Keseragaman pagar dan gapura, menurut Sekimoto, mencerminkan keseragaman pemerintahan yang gemar mempromosikan keseragaman di kalangan rakyatnya dan di seluruh negeri. “Ini merupakan proyek politik dalam pengertian para pemimpin Orde Baru di tingkat rakyat berusaha untuk bersaing mendemonstrasikan kepemimpinan dan persatuan rakyat di bawah pimpinan mereka,” tulis Sekimoto.
Ini berbeda dengan Hari Kemerdekaan pada masa Orde Lama. “Seingat penduduk desa, sebelum tahun 1965 perayaan ini pernah dikaitkan dengan politik-politik partai pada masa Sukarno,” tulis Sekimoto. “Cabang-cabang partai setempat dengan organisasi-organisasi massa mereka saling bersaing sengit untuk mengumpulkan pendukung pada kesempatan ini.”

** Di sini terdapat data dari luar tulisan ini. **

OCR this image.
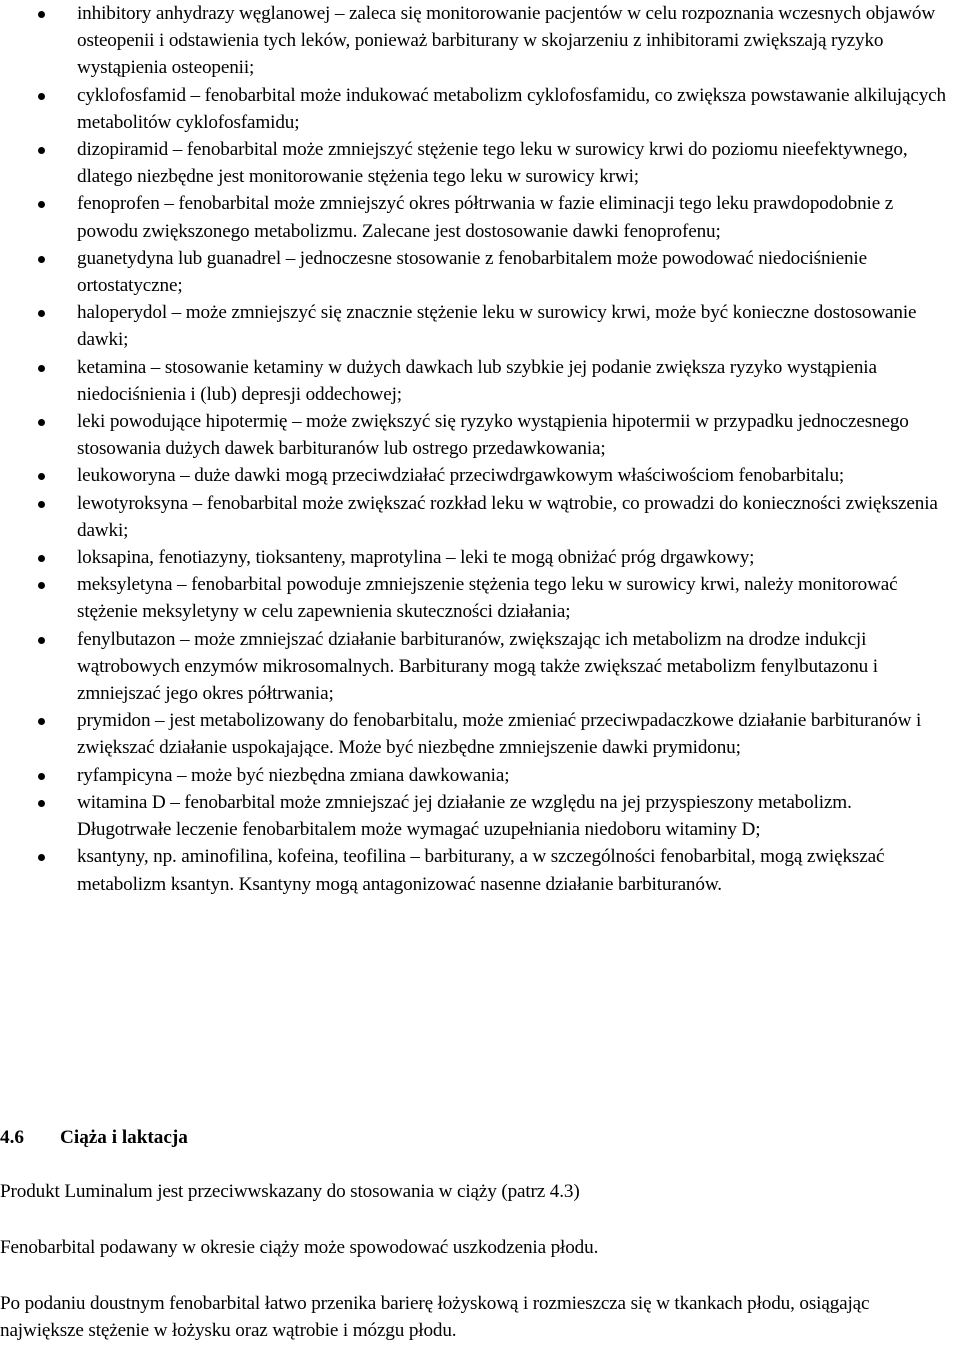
inhibitory anhydrazy węglanowej – zaleca się monitorowanie pacjentów w celu rozpoznania wczesnych objawów osteopenii i odstawienia tych leków, ponieważ barbiturany w skojarzeniu z inhibitorami zwiększają ryzyko wystąpienia osteopenii;
cyklofosfamid – fenobarbital może indukować metabolizm cyklofosfamidu, co zwiększa powstawanie alkilujących metabolitów cyklofosfamidu;
dizopiramid – fenobarbital może zmniejszyć stężenie tego leku w surowicy krwi do poziomu nieefektywnego, dlatego niezbędne jest monitorowanie stężenia tego leku w surowicy krwi;
fenoprofen – fenobarbital może zmniejszyć okres półtrwania w fazie eliminacji tego leku prawdopodobnie z powodu zwiększonego metabolizmu. Zalecane jest dostosowanie dawki fenoprofenu;
guanetydyna lub guanadrel – jednoczesne stosowanie z fenobarbitalem może powodować niedociśnienie ortostatyczne;
haloperydol – może zmniejszyć się znacznie stężenie leku w surowicy krwi, może być konieczne dostosowanie dawki;
ketamina – stosowanie ketaminy w dużych dawkach lub szybkie jej podanie zwiększa ryzyko wystąpienia niedociśnienia i (lub) depresji oddechowej;
leki powodujące hipotermię – może zwiększyć się ryzyko wystąpienia hipotermii w przypadku jednoczesnego stosowania dużych dawek barbituranów lub ostrego przedawkowania;
leukoworyna – duże dawki mogą przeciwdziałać przeciwdrgawkowym właściwościom fenobarbitalu;
lewotyroksyna – fenobarbital może zwiększać rozkład leku w wątrobie, co prowadzi do konieczności zwiększenia dawki;
loksapina, fenotiazyny, tioksanteny, maprotylina – leki te mogą obniżać próg drgawkowy;
meksyletyna – fenobarbital powoduje zmniejszenie stężenia tego leku w surowicy krwi, należy monitorować stężenie meksyletyny w celu zapewnienia skuteczności działania;
fenylbutazon – może zmniejszać działanie barbituranów, zwiększając ich metabolizm na drodze indukcji wątrobowych enzymów mikrosomalnych. Barbiturany mogą także zwiększać metabolizm fenylbutazonu i zmniejszać jego okres półtrwania;
prymidon – jest metabolizowany do fenobarbitalu, może zmieniać przeciwpadaczkowe działanie barbituranów i zwiększać działanie uspokajające. Może być niezbędne zmniejszenie dawki prymidonu;
ryfampicyna – może być niezbędna zmiana dawkowania;
witamina D – fenobarbital może zmniejszać jej działanie ze względu na jej przyspieszony metabolizm. Długotrwałe leczenie fenobarbitalem może wymagać uzupełniania niedoboru witaminy D;
ksantyny, np. aminofilina, kofeina, teofilina – barbiturany, a w szczególności fenobarbital, mogą zwiększać metabolizm ksantyn. Ksantyny mogą antagonizować nasenne działanie barbituranów.
4.6 Ciąża i laktacja

Produkt Luminalum jest przeciwwskazany do stosowania w ciąży (patrz 4.3)

Fenobarbital podawany w okresie ciąży może spowodować uszkodzenia płodu.

Po podaniu doustnym fenobarbital łatwo przenika barierę łożyskową i rozmieszcza się w tkankach płodu, osiągając największe stężenie w łożysku oraz wątrobie i mózgu płodu.
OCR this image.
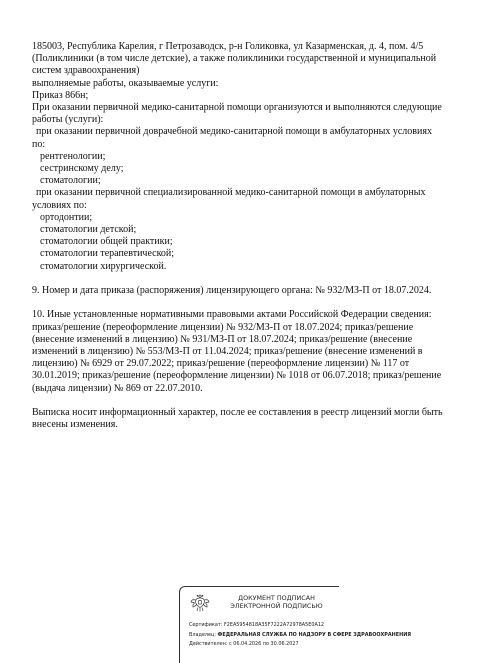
185003, Республика Карелия, г Петрозаводск, р-н Голиковка, ул Казарменская, д. 4, пом. 4/5
(Поликлиники (в том числе детские), а также поликлиники государственной и муниципальной
систем здравоохранения)
выполняемые работы, оказываемые услуги:
Приказ 866н;
При оказании первичной медико-санитарной помощи организуются и выполняются следующие
работы (услуги):
при оказании первичной доврачебной медико-санитарной помощи в амбулаторных условиях
по:
рентгенологии;
сестринскому делу;
стоматологии;
при оказании первичной специализированной медико-санитарной помощи в амбулаторных
условиях по:
ортодонтии;
стоматологии детской;
стоматологии общей практики;
стоматологии терапевтической;
стоматологии хирургической.
9. Номер и дата приказа (распоряжения) лицензирующего органа: № 932/МЗ-П от 18.07.2024.
10. Иные установленные нормативными правовыми актами Российской Федерации сведения:
приказ/решение (переоформление лицензии) № 932/МЗ-П от 18.07.2024; приказ/решение
(внесение изменений в лицензию) № 931/МЗ-П от 18.07.2024; приказ/решение (внесение
изменений в лицензию) № 553/МЗ-П от 11.04.2024; приказ/решение (внесение изменений в
лицензию) № 6929 от 29.07.2022; приказ/решение (переоформление лицензии) № 117 от
30.01.2019; приказ/решение (переоформление лицензии) № 1018 от 06.07.2018; приказ/решение
(выдача лицензии) № 869 от 22.07.2010.
Выписка носит информационный характер, после ее составления в реестр лицензий могли быть
внесены изменения.
ДОКУМЕНТ ПОДПИСАН
ЭЛЕКТРОННОЙ ПОДПИСЬЮ
Сертификат: F2EA5954818A35F7222A72978A5E0A12
Владелец: ФЕДЕРАЛЬНАЯ СЛУЖБА ПО НАДЗОРУ В СФЕРЕ ЗДРАВООХРАНЕНИЯ
Действителен: с 06.04.2026 по 30.06.2027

Menurut Farabi Fakih, berbeda dengan Sukarno, dengan perencanaan nation-building-nya yang jelas melalui pembangunan proyek-proyek fisik yang bombastis di ibukota Jakarta: jalan raya terpanjang, gedung tertinggi, stadion terbesar; Soeharto tak memimpikan cara-cara pembangunan seperti itu. “Pembangunan Soeharto bersifat ubiquitous; sesuatu yang ada di mana-mana di negara Orde Baru,” tulis Farabi, “Rumah Indonesia Indah: Imaji Postmodern dan Iklan Real Estate Indonesia,” termuat dalam Masihkah Indonesia karya A. Budi Susanto.
Negara akan mengingatkan keberadaannya kepada warganya melalui reproduksi imaji-imaji negara di seantero wilayah. Ia tak bertujuan menciptakan manusia revolusioner yang kritis, melainkan menciptakan manusia Indonesia “seutuhnya” yang disiplin dan patuh. “Negara terus menerus hadir di tingkat yang paling intim; ketika berjalan pagi dan melewati gapura 17 Agustusan.”
Kini, ketika kita sulit menemukan gapura bernuansa tujuhbelasan, apakah kita lantas mensyukurinya karena tak ada lagi ideologi kepatuhan?